At the museum, visitors can explore the cavalry’s working 18th-century stables and embark on guided tours of the many historic artefacts on display. As a ‘living museum’, the Household Cavalry Museum offers several interactive exhibits: visitors can try on cavalrymen uniforms and participate in historical workshops.
5. Royal Museums Greenwich
The National Maritime Museum is a maritime museum based in Greenwich, London. It forms part of ‘Royal Museums Greenwich’, a series of museums all situated within the vicinity of the Maritime Greenwich World Heritage Site. The National Maritime Museum itself was opened by King George VI in 1937, and it serves to recognise and exhibit Britain’s inextricable and historical connection with the sea.

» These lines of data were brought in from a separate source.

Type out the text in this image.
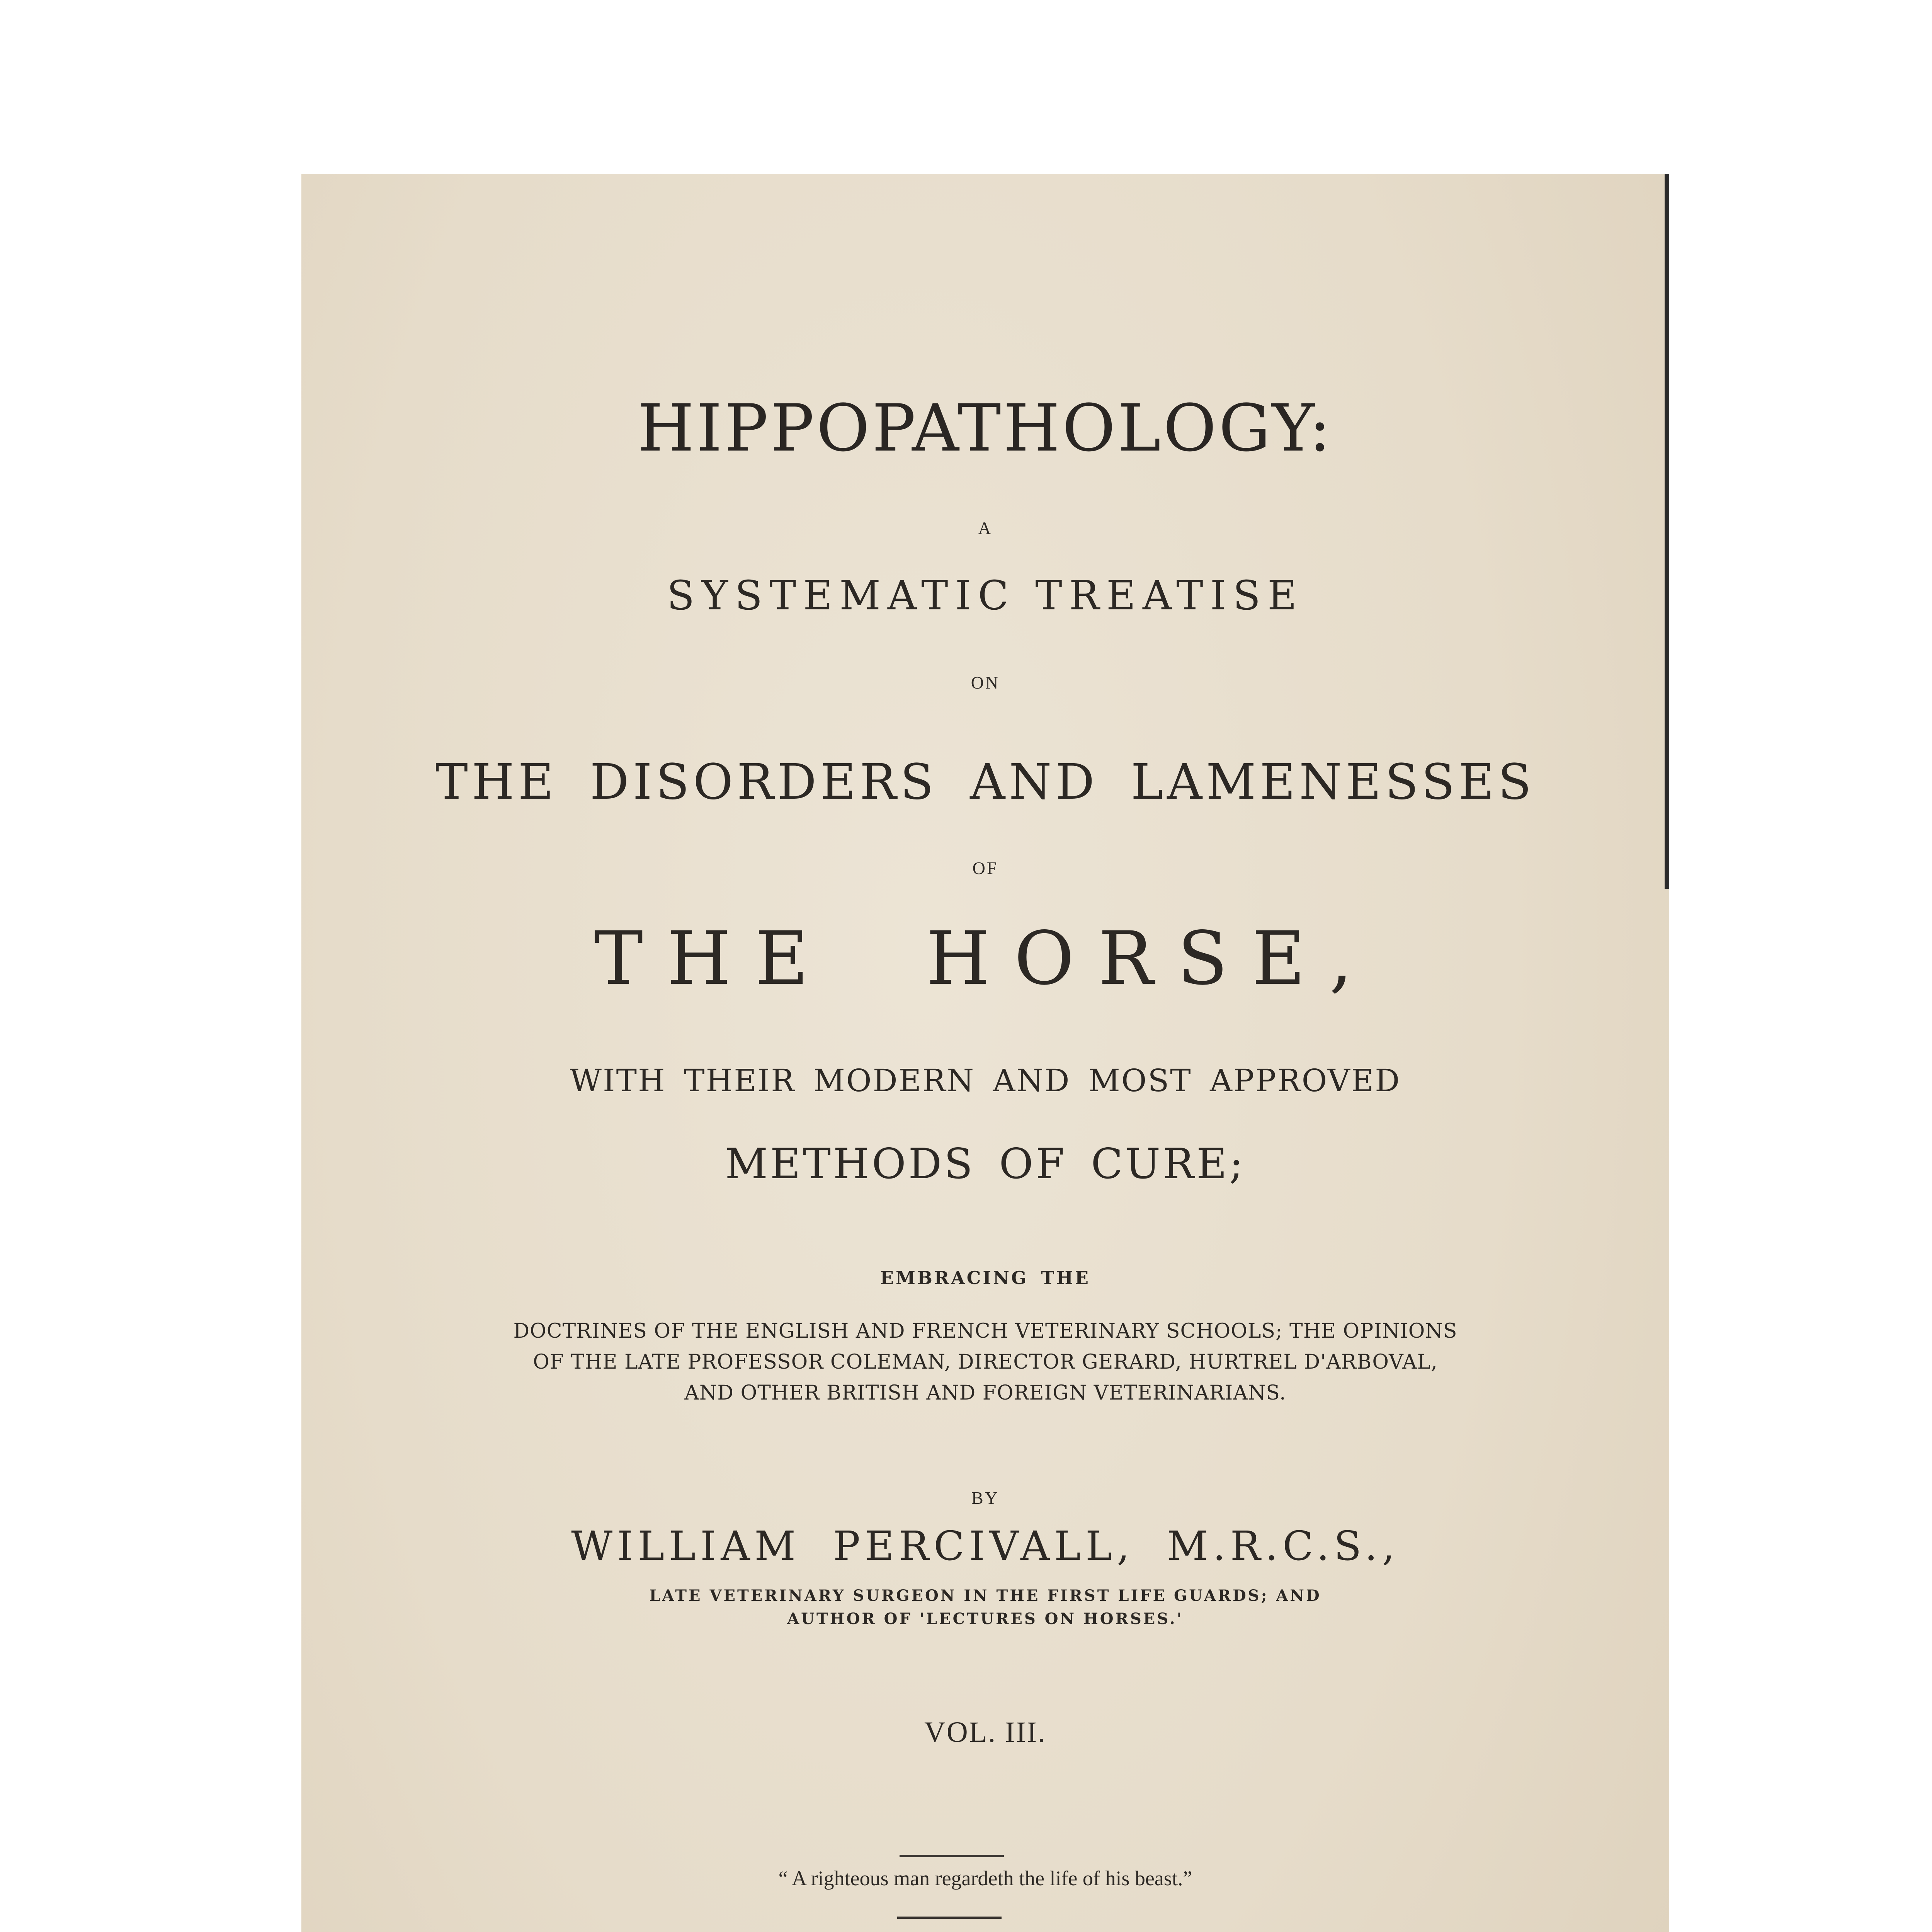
HIPPOPATHOLOGY:
A
SYSTEMATIC TREATISE
ON
THE DISORDERS AND LAMENESSES
OF
THE HORSE,
WITH THEIR MODERN AND MOST APPROVED
METHODS OF CURE;
EMBRACING THE
DOCTRINES OF THE ENGLISH AND FRENCH VETERINARY SCHOOLS; THE OPINIONS
OF THE LATE PROFESSOR COLEMAN, DIRECTOR GERARD, HURTREL D'ARBOVAL,
AND OTHER BRITISH AND FOREIGN VETERINARIANS.
BY
WILLIAM PERCIVALL, M.R.C.S.,
LATE VETERINARY SURGEON IN THE FIRST LIFE GUARDS; AND
AUTHOR OF 'LECTURES ON HORSES.'
VOL. III.
“ A righteous man regardeth the life of his beast.”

Today, the National Maritime Museum’s collections comprise more than 2 million items, including maritime art (both British and 17th-century Dutch), cartography, manuscripts including official public records, ship models and plans, scientific and navigational instruments and instruments for time-keeping and astronomy. The Museum also contains a renowned exhibition on Britain’s involvement in the transatlantic slave trade throughout the 17th, 18th and 19th centuries.
6. The Cabinet War Rooms
The Cabinet War Rooms are part of the underground bunker complex now known as the Churchill War Rooms in London. It was there, hidden beneath the streets of Westminster, that Britain’s wartime government operated during World War Two: Churchill, his cabinet and some 500 civil servants worked, and sometimes slept, in the War Rooms throughout the conflict.
Today, visitors can walk through the corridors from which Winston Churchill directed Britain and stop at the Churchill Museum. Open between 9.30 am and 6 pm, the museum tells a story through personal items and artefacts of Churchill’s life, from his childhood to his military and political careers.
7. HMS Belfast
HMS Belfast is a former Royal Navy light cruiser ship that is now open to the public in London under the remit of the Imperial War Museum. Before becoming a museum, the vessel played a role in World War Two, seeing action during the D-Day landings and the Battle of the North Cape. HMS Belfast also served during the Korean War before eventually being decommissioned.
Today, HMS Belfast is a museum dedicated to telling the ship’s fascinating history and the wider history of Britain’s 20th-century conflicts. Situated on the Thames, visitors can experience what it may have been like for soldiers aboard the HMS Belfast, climbing the very same ladders and hatches used throughout its long career.